For basic weightlifting and fitness, you probably don’t need too much expandability. If that’s all you’ll do, a structural design works.
However, if your goal is to spend the rest of your life getting bigger, faster, and stronger, you might need a power rack that grows with your abilities.
What kind of lifter are you?
Beginners and general fitness enthusiasts might just need a safe way to do classic barbell exercises. That probably means they don’t need extra storage horns, band pegs, or two pull-up bars (one is def enough).
But powerlifters and Olympic weightlifters have different needs. Experienced weightlifters might want a power rack with all the bells and whistles to help them reach their weightlifting #goals.
Freestanding vs. bolt
Power racks become more stable when bolted to the floor. Bolting prevents flexing and lets you lift with confidence that the rack will stay in place throughout your workout. But not everyone has a space that can accommodate a power rack that’s permanently attached to the floor.
Freestanding models are the answer to this problem. While some aren’t as stable as a model that bolts to the floor, the quality of the build makes more of a difference. Many freestanding power racks can take heavy use without moving or flexing. They often have storage horns that add stability when they’re used to store weight plates too.
Is a power rack worth it?
Power racks let you do “big” lifts without a spotter. A bobble while doing a bench press can lead to a crushed airway, but a safety arm will catch the bar before it touches your body. The same holds true for squats and other barbell lifts.
A power rack can also save you money in the long run. Depending on the cost of a gym membership, you might recoup the cost of the power rack by investing in your home gym instead.
Finally, a power rack gives you the chance to do your heavy lifting in private.
What is a power rack vs. a squat rack?
Great question. Here’s the difference between ’em:
- A squat rack (also called a squat stand or half rack, though “half rack” can also mean yet another type of rack) has two uprights to hold a barbell. You can do squats or bench presses if you have a bench. However, you still need a spotter because a squat rack doesn’t have the safety features of a power rack.
- A power rack has four uprights with horizontal bars between the uprights. It comes with adjustable safety hooks, J-cups, and arms to act as mechanical spotters when you’re lifting alone.
You might have also heard of a power tower, which isn’t designed for use with a barbell. It has a pull-up bar, push-up handles, triceps dip handles, and a station for leg lifts.
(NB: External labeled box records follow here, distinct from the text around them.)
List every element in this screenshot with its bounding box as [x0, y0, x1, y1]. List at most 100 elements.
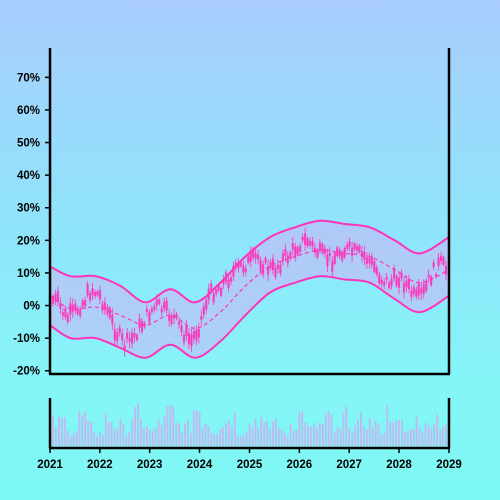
volume-bar: [169, 404, 172, 446]
volume-bar: [63, 417, 66, 446]
candle-body: [212, 293, 215, 303]
volume-bar: [219, 429, 222, 446]
candle-body: [410, 290, 413, 297]
volume-bar: [318, 422, 321, 446]
y-tick-label: 50%: [17, 138, 40, 150]
volume-bar: [333, 432, 336, 446]
candle-body: [400, 272, 403, 279]
candle-body: [121, 333, 124, 341]
candle-body: [76, 308, 79, 314]
lower-band-line: [49, 275, 450, 359]
candle-body: [71, 304, 74, 312]
volume-bar: [172, 406, 175, 446]
volume-bar: [222, 427, 225, 446]
candle-body: [237, 261, 240, 269]
volume-bar: [251, 428, 254, 446]
candle-body: [227, 279, 230, 288]
volume-bar: [339, 428, 342, 446]
volume-bar: [231, 425, 233, 446]
candle-body: [417, 283, 420, 296]
candle-body: [130, 332, 134, 344]
candle-body: [229, 277, 233, 283]
candle-body: [123, 345, 126, 351]
candle-body: [383, 281, 386, 286]
x-tick-label: 2028: [386, 459, 412, 471]
y-tick-label: 0%: [23, 301, 40, 313]
volume-bar: [324, 413, 327, 446]
volume-bar: [269, 428, 271, 446]
candle-body: [368, 257, 371, 264]
volume-bar: [304, 422, 307, 446]
candle-body: [336, 247, 339, 256]
volume-bar: [163, 415, 166, 446]
volume-bar: [421, 432, 424, 446]
candle-body: [348, 241, 351, 247]
candle-body: [326, 254, 329, 267]
candle-body: [261, 264, 265, 275]
x-tick-label: 2025: [237, 459, 263, 471]
candle-body: [407, 278, 411, 290]
candle-body: [306, 238, 309, 247]
candle-body: [279, 264, 282, 274]
candle-body: [259, 259, 262, 272]
volume-bar: [52, 415, 54, 446]
y-tick-label: 70%: [17, 72, 40, 84]
candle-body: [108, 308, 111, 318]
candle-body: [323, 248, 326, 255]
volume-bar: [292, 430, 295, 446]
y-tick-label: 30%: [17, 203, 40, 215]
candle-body: [180, 325, 183, 332]
volume-bar: [321, 424, 324, 446]
volume-bar: [128, 431, 131, 446]
volume-bar: [228, 420, 230, 446]
candle-body: [168, 314, 171, 321]
volume-bar: [99, 431, 101, 446]
volume-bar: [57, 416, 60, 446]
candle-body: [56, 290, 60, 302]
candle-body: [61, 312, 64, 316]
volume-bar: [354, 425, 356, 446]
candle-body: [392, 268, 396, 279]
volume-bar: [96, 436, 98, 446]
moving-average-line: [49, 249, 450, 330]
candle-body: [308, 240, 312, 246]
candle-body: [158, 299, 161, 304]
candle-body: [321, 244, 324, 253]
candle-body: [358, 245, 361, 252]
candle-body: [341, 252, 344, 261]
candle-body: [232, 265, 235, 277]
volume-bar: [424, 422, 427, 446]
volume-bar: [351, 433, 354, 446]
volume-bar: [330, 414, 333, 446]
candle-body: [244, 268, 247, 273]
candle-body: [318, 242, 322, 251]
volume-bar: [277, 427, 280, 446]
candle-body: [126, 332, 129, 339]
volume-bar: [198, 412, 201, 446]
candle-body: [234, 262, 238, 267]
volume-bar: [216, 433, 219, 446]
candle-body: [165, 300, 168, 311]
x-tick-label: 2022: [87, 459, 113, 471]
candle-body: [113, 329, 116, 341]
volume-bar: [160, 425, 163, 446]
x-tick-label: 2023: [137, 459, 163, 471]
volume-bar: [392, 422, 395, 446]
volume-bar: [189, 432, 192, 446]
candle-body: [390, 278, 393, 286]
volume-bar: [187, 420, 189, 446]
volume-bar: [371, 427, 374, 446]
volume-bar: [84, 410, 87, 446]
candle-body: [264, 257, 267, 263]
candle-body: [175, 314, 178, 318]
volume-bar: [418, 427, 421, 446]
volume-bar: [345, 406, 348, 446]
candle-body: [304, 233, 307, 246]
candle-body: [219, 287, 223, 296]
volume-bar: [134, 407, 137, 446]
volume-bar: [151, 430, 154, 446]
volume-bar: [327, 410, 330, 446]
candle-body: [190, 334, 193, 347]
candle-body: [138, 318, 141, 328]
volume-bar: [254, 418, 257, 446]
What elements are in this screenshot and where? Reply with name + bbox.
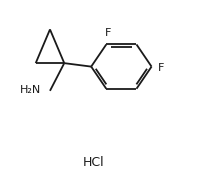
Text: H₂N: H₂N: [20, 85, 41, 95]
Text: F: F: [158, 63, 164, 73]
Text: HCl: HCl: [83, 156, 105, 169]
Text: F: F: [105, 28, 112, 38]
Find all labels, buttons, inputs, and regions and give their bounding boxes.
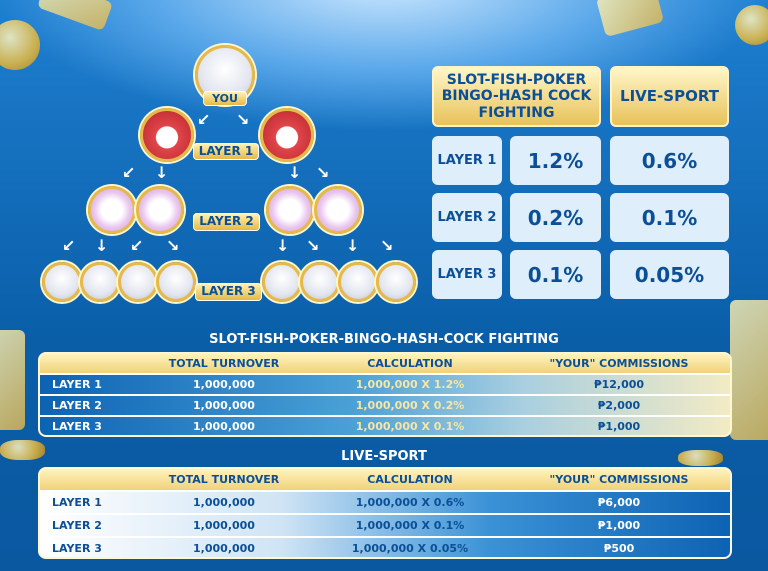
avatar-mascot <box>266 186 314 234</box>
table-cell: LAYER 1 <box>52 496 102 509</box>
avatar-mascot <box>262 262 302 302</box>
avatar-mascot <box>314 186 362 234</box>
table-cell: LAYER 2 <box>52 519 102 532</box>
rate-slot-cell: 0.1% <box>510 250 601 299</box>
rate-label-cell: LAYER 2 <box>432 193 502 242</box>
table-cell: 1,000,000 <box>193 399 255 412</box>
coin-decoration <box>735 5 768 45</box>
table-row: LAYER 2 1,000,000 1,000,000 X 0.2% ₱2,000 <box>40 394 730 415</box>
arrow-icon: ↓ <box>95 236 109 255</box>
arrow-icon: ↙ <box>130 236 144 255</box>
table-cell: 1,000,000 X 0.1% <box>355 420 465 433</box>
avatar-mascot <box>300 262 340 302</box>
arrow-icon: ↘ <box>306 236 320 255</box>
table-cell: 1,000,000 X 0.1% <box>355 519 465 532</box>
avatar-mascot <box>140 108 194 162</box>
column-header: CALCULATION <box>367 473 453 486</box>
table-row: LAYER 2 1,000,000 1,000,000 X 0.1% ₱1,000 <box>40 513 730 536</box>
arrow-icon: ↓ <box>155 163 169 182</box>
avatar-mascot <box>118 262 158 302</box>
table-cell: ₱1,000 <box>597 519 641 532</box>
column-header: TOTAL TURNOVER <box>168 473 280 486</box>
rate-live-cell: 0.6% <box>610 136 729 185</box>
rate-label-cell: LAYER 1 <box>432 136 502 185</box>
avatar-mascot <box>260 108 314 162</box>
layer1-label: LAYER 1 <box>193 143 259 160</box>
table-cell: 1,000,000 X 0.6% <box>355 496 465 509</box>
live-commission-table: TOTAL TURNOVER CALCULATION "YOUR" COMMISSI… <box>38 467 732 559</box>
avatar-mascot <box>156 262 196 302</box>
table-row: LAYER 3 1,000,000 1,000,000 X 0.1% ₱1,000 <box>40 415 730 435</box>
table-cell: 1,000,000 X 0.05% <box>351 542 469 555</box>
table-cell: 1,000,000 <box>193 542 255 555</box>
rate-header-slot: SLOT-FISH-POKER BINGO-HASH COCK FIGHTING <box>432 66 601 127</box>
table-cell: LAYER 1 <box>52 378 102 391</box>
column-header: "YOUR" COMMISSIONS <box>549 357 689 370</box>
arrow-icon: ↓ <box>276 236 290 255</box>
avatar-mascot <box>376 262 416 302</box>
table-cell: 1,000,000 <box>193 519 255 532</box>
table-row: LAYER 1 1,000,000 1,000,000 X 0.6% ₱6,000 <box>40 490 730 513</box>
arrow-icon: ↘ <box>316 163 330 182</box>
avatar-mascot <box>80 262 120 302</box>
arrow-icon: ↙ <box>62 236 76 255</box>
table-header: TOTAL TURNOVER CALCULATION "YOUR" COMMISSI… <box>40 469 730 490</box>
table-cell: LAYER 2 <box>52 399 102 412</box>
rate-live-cell: 0.05% <box>610 250 729 299</box>
you-label: YOU <box>203 91 247 106</box>
arrow-icon: ↓ <box>288 163 302 182</box>
table-cell: ₱6,000 <box>597 496 641 509</box>
table-row: LAYER 3 1,000,000 1,000,000 X 0.05% ₱500 <box>40 536 730 557</box>
live-table-title: LIVE-SPORT <box>341 449 427 464</box>
table-cell: 1,000,000 <box>193 420 255 433</box>
arrow-icon: ↙ <box>197 110 211 129</box>
table-cell: 1,000,000 <box>193 378 255 391</box>
gift-decoration <box>0 330 25 430</box>
table-cell: 1,000,000 X 0.2% <box>355 399 465 412</box>
gift-decoration <box>36 0 114 32</box>
table-cell: ₱1,000 <box>597 420 641 433</box>
arrow-icon: ↓ <box>346 236 360 255</box>
arrow-icon: ↘ <box>166 236 180 255</box>
layer2-label: LAYER 2 <box>193 213 260 231</box>
arrow-icon: ↘ <box>380 236 394 255</box>
table-cell: 1,000,000 <box>193 496 255 509</box>
rate-label-cell: LAYER 3 <box>432 250 502 299</box>
avatar-mascot <box>42 262 82 302</box>
table-cell: 1,000,000 X 1.2% <box>355 378 465 391</box>
coin-stack-decoration <box>0 440 45 460</box>
column-header: TOTAL TURNOVER <box>168 357 280 370</box>
table-cell: ₱500 <box>603 542 635 555</box>
coin-decoration <box>0 20 40 70</box>
column-header: "YOUR" COMMISSIONS <box>549 473 689 486</box>
table-cell: LAYER 3 <box>52 420 102 433</box>
layer3-label: LAYER 3 <box>195 283 262 301</box>
avatar-mascot <box>136 186 184 234</box>
column-header: CALCULATION <box>367 357 453 370</box>
table-cell: ₱2,000 <box>597 399 641 412</box>
slot-table-title: SLOT-FISH-POKER-BINGO-HASH-COCK FIGHTING <box>209 332 559 347</box>
rate-slot-cell: 0.2% <box>510 193 601 242</box>
table-cell: LAYER 3 <box>52 542 102 555</box>
rate-slot-cell: 1.2% <box>510 136 601 185</box>
slot-commission-table: TOTAL TURNOVER CALCULATION "YOUR" COMMISSI… <box>38 352 732 437</box>
rate-live-cell: 0.1% <box>610 193 729 242</box>
table-cell: ₱12,000 <box>593 378 645 391</box>
arrow-icon: ↘ <box>236 110 250 129</box>
arrow-icon: ↙ <box>122 163 136 182</box>
gift-decoration <box>730 300 768 440</box>
table-header: TOTAL TURNOVER CALCULATION "YOUR" COMMISSI… <box>40 354 730 373</box>
avatar-mascot <box>88 186 136 234</box>
table-row: LAYER 1 1,000,000 1,000,000 X 1.2% ₱12,000 <box>40 373 730 394</box>
gift-decoration <box>595 0 665 38</box>
rate-header-live: LIVE-SPORT <box>610 66 729 127</box>
avatar-mascot <box>338 262 378 302</box>
coin-stack-decoration <box>678 450 723 466</box>
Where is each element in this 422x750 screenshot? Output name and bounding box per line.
What do you need for a power rack?
The best power rack attachments vary, depending on your fitness goals. They may include cardio and plyo attachments, like a step-up platform or a drop-down station for triceps dips, or multiple pull-up bars. However, the most useful accessories are:
- J-cups or J-hooks. These hooks hold the barbell and can be adjusted based on your height and the kind of lift you’re doing.
- Storage horns. Storage horns — also called storage pegs — store weight plates. Safely storing your weights can prevent injury and add stability to the power rack.
- Safety arms or straps. These catch the bar if the lift fails.
Are Rogue and Titan the best power rack brands?
Rogue and Titan are definitely two of the most well known, if not the best, power rack brands. Both brands made Byrne’s shortlist of the best power racks.
Rogue enjoys a reputation for the high quality of their models. But you pay for that quality (and the reputation).
Titan offers less expensive power racks. Our list doesn’t include a Titan model, but that doesn’t mean they don’t make great power racks. There’s a growing number of high quality players in the industry, making the competition fierce.
Make sure to measure your available space, be clear on your fitness goals, and decide which attachments you need before buying. A little work up front will make sure you end up with a power rack that keeps you lifting for years.